“Those who cannot remember the past are condemned to repeat it,” said gay philosopher George Santayana—a cautionary lesson often associated with the Nazi Holocaust. Could it happen again? Some think it did during the height of the AIDS crisis when gay men were dying daily with a marked governmental and societal indifference. But in truth, nothing compares to the Holocaust. The profound European and US shrug that greeted Adolf Hitler when he came to power in 1933 resulted in the murder of an estimated 6 million Jews by the end of World War II in 1945. The mass murder was part of Hitler’s Final Solution, along with an estimated 4 million to 6 million non-Jews—gays, gypsies, communists, the disabled and others—who were also killed to “purify” the Aryan race.
Historian Richard Plant concluded that SS Commander Heinrich Himmler, who said in 1937 that the already-outlawed gays led an “abnormal existence,” would “come to believe that the Final Solution was as inevitable for gays as for Jews.”
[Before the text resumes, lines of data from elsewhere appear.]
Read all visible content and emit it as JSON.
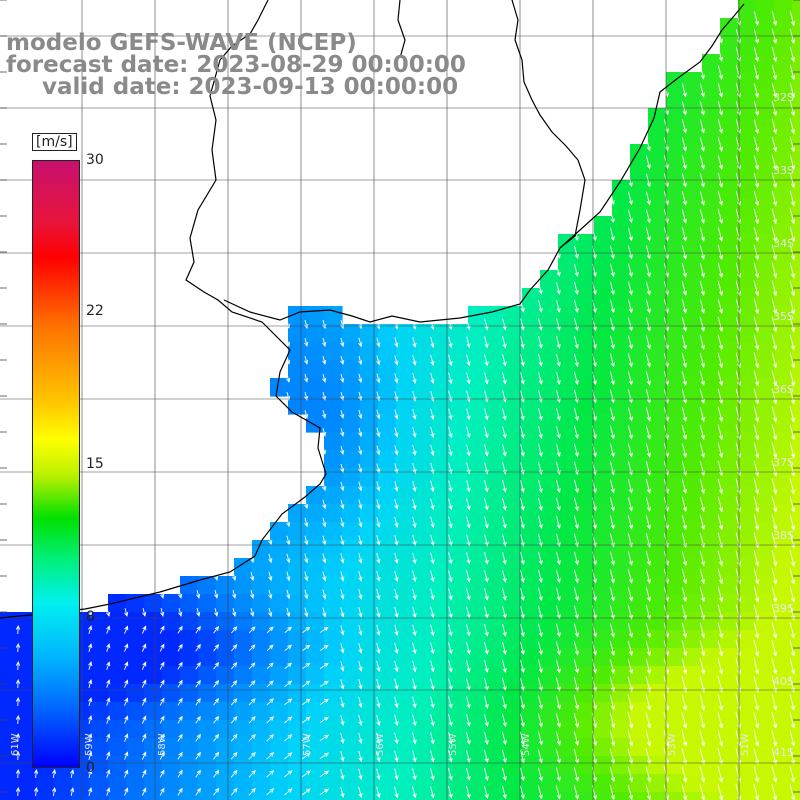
{
  "header": {
    "model_line": "modelo GEFS-WAVE (NCEP)",
    "forecast_line": "forecast date: 2023-08-29 00:00:00",
    "valid_line": "valid date: 2023-09-13 00:00:00"
  },
  "colorbar": {
    "unit": "[m/s]",
    "ticks": [
      "30",
      "22",
      "15",
      "8",
      "0"
    ],
    "colors": [
      "#c8106e",
      "#ff0000",
      "#ff7000",
      "#ffff00",
      "#00e000",
      "#00f0f0",
      "#0060ff",
      "#0000ff"
    ]
  },
  "map_labels": {
    "lat": [
      "32S",
      "33S",
      "34S",
      "35S",
      "36S",
      "37S",
      "38S",
      "39S",
      "40S",
      "41S"
    ],
    "lon": [
      "61W",
      "59W",
      "58W",
      "57W",
      "56W",
      "55W",
      "54W",
      "53W",
      "51W"
    ]
  },
  "colors": {
    "land": "#ffffff",
    "coast": "#000000",
    "grid": "#444444",
    "vector": "#ffffff"
  }
}
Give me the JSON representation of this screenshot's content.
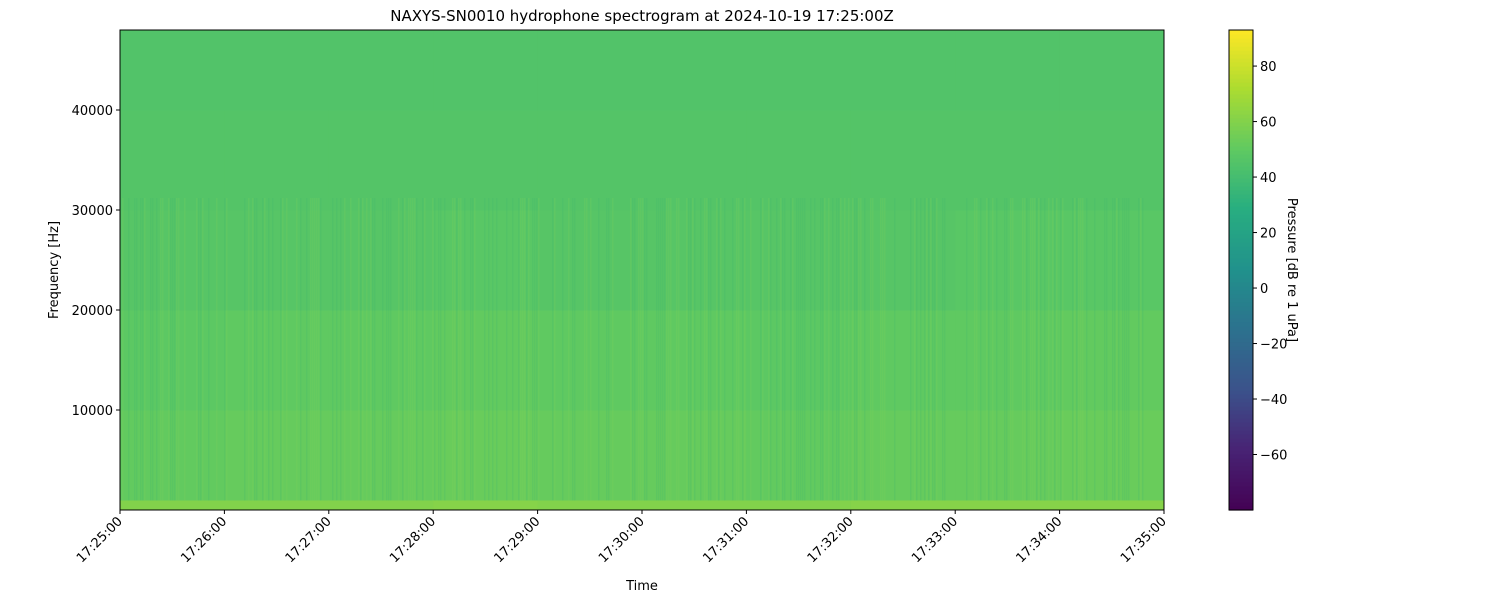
{
  "chart_data": {
    "type": "heatmap",
    "title": "NAXYS-SN0010 hydrophone spectrogram at 2024-10-19 17:25:00Z",
    "xlabel": "Time",
    "ylabel": "Frequency [Hz]",
    "colorbar_label": "Pressure [dB re 1 uPa]",
    "colormap": "viridis",
    "color_range": [
      -80,
      93
    ],
    "colorbar_ticks": [
      80,
      60,
      40,
      20,
      0,
      -20,
      -40,
      -60
    ],
    "colorbar_tick_labels": [
      "80",
      "60",
      "40",
      "20",
      "0",
      "−20",
      "−40",
      "−60"
    ],
    "xlim": [
      "17:25:00",
      "17:35:00"
    ],
    "x_tick_labels": [
      "17:25:00",
      "17:26:00",
      "17:27:00",
      "17:28:00",
      "17:29:00",
      "17:30:00",
      "17:31:00",
      "17:32:00",
      "17:33:00",
      "17:34:00",
      "17:35:00"
    ],
    "ylim": [
      0,
      48000
    ],
    "y_ticks": [
      10000,
      20000,
      30000,
      40000
    ],
    "y_tick_labels": [
      "10000",
      "20000",
      "30000",
      "40000"
    ],
    "grid": false,
    "time_bins": [
      "17:25",
      "17:26",
      "17:27",
      "17:28",
      "17:29",
      "17:30",
      "17:31",
      "17:32",
      "17:33",
      "17:34"
    ],
    "frequency_bands_hz": [
      [
        0,
        1000
      ],
      [
        1000,
        10000
      ],
      [
        10000,
        20000
      ],
      [
        20000,
        30000
      ],
      [
        30000,
        40000
      ],
      [
        40000,
        48000
      ]
    ],
    "values_db": [
      [
        60,
        51,
        49,
        47,
        46,
        45
      ],
      [
        60,
        52,
        50,
        47,
        46,
        45
      ],
      [
        60,
        52,
        50,
        47,
        46,
        45
      ],
      [
        61,
        53,
        51,
        48,
        46,
        45
      ],
      [
        60,
        52,
        50,
        47,
        46,
        45
      ],
      [
        60,
        52,
        50,
        47,
        46,
        45
      ],
      [
        60,
        51,
        49,
        47,
        46,
        45
      ],
      [
        61,
        52,
        50,
        47,
        46,
        45
      ],
      [
        61,
        52,
        50,
        48,
        46,
        45
      ],
      [
        61,
        53,
        51,
        48,
        46,
        45
      ]
    ]
  }
}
Monday marks the 70th anniversary of the liberation of the Nazi death camps. But aged survivors are dying and with them, their stories of how pure evil succeeded in a world that preferred ignorance to awareness. The World Jewish Congress and the USC Shoah Foundation, founded by director Steven Spielberg after he made his film Schindler’s List, are determined not to let the world forget or history diminish the Holocaust. To mark International Holocaust Remembrance Day on Jan. 27, they brought 100 Auschwitz survivors from 19 countries back to Krakow, Poland to commemorate the anniversary and to note that “the past is present,” especially in light of the recent shootings at Charlie Hebdo and the kosher grocery store in Paris and the rise of anti-Semitism in Europe. (Photo above at the entrance of Auschwitz and from the reception were shot by Shahar Azran. From left to right in the very center in the back group shot above is Ronald S. Lauder, president of the World Jewish Congress; David Zaslav, president and CEO of Discovery Communications; and film director Steven Spielberg, founding chair of the USC Shoah Foundation, surrounded by 100 Auschwitz survivors.)
“[The Holocaust survivors] testimonies give each survivor everlasting life and give all of us everlasting value,” Spielberg said at a reception Sunday. “We need to be preserving places like Auschwitz so people can see for themselves how evil ideologies can become tangible acts of murder. My hope for [Monday’s] commemoration is that the survivors will feel confident that we are renewing their call to remember. We will make sure the lessons of the past remain with us in the present so that we can now and forever find humanitarian ways to fight the inhumanity.”
“I believe that you don’t just represent survivors,” Lauder told the 100 Auschwitz survivors. “All of you here tonight represent one the greatest forces of light over darkness. And for that we are not just grateful, we are in awe of you. You inspire us all.”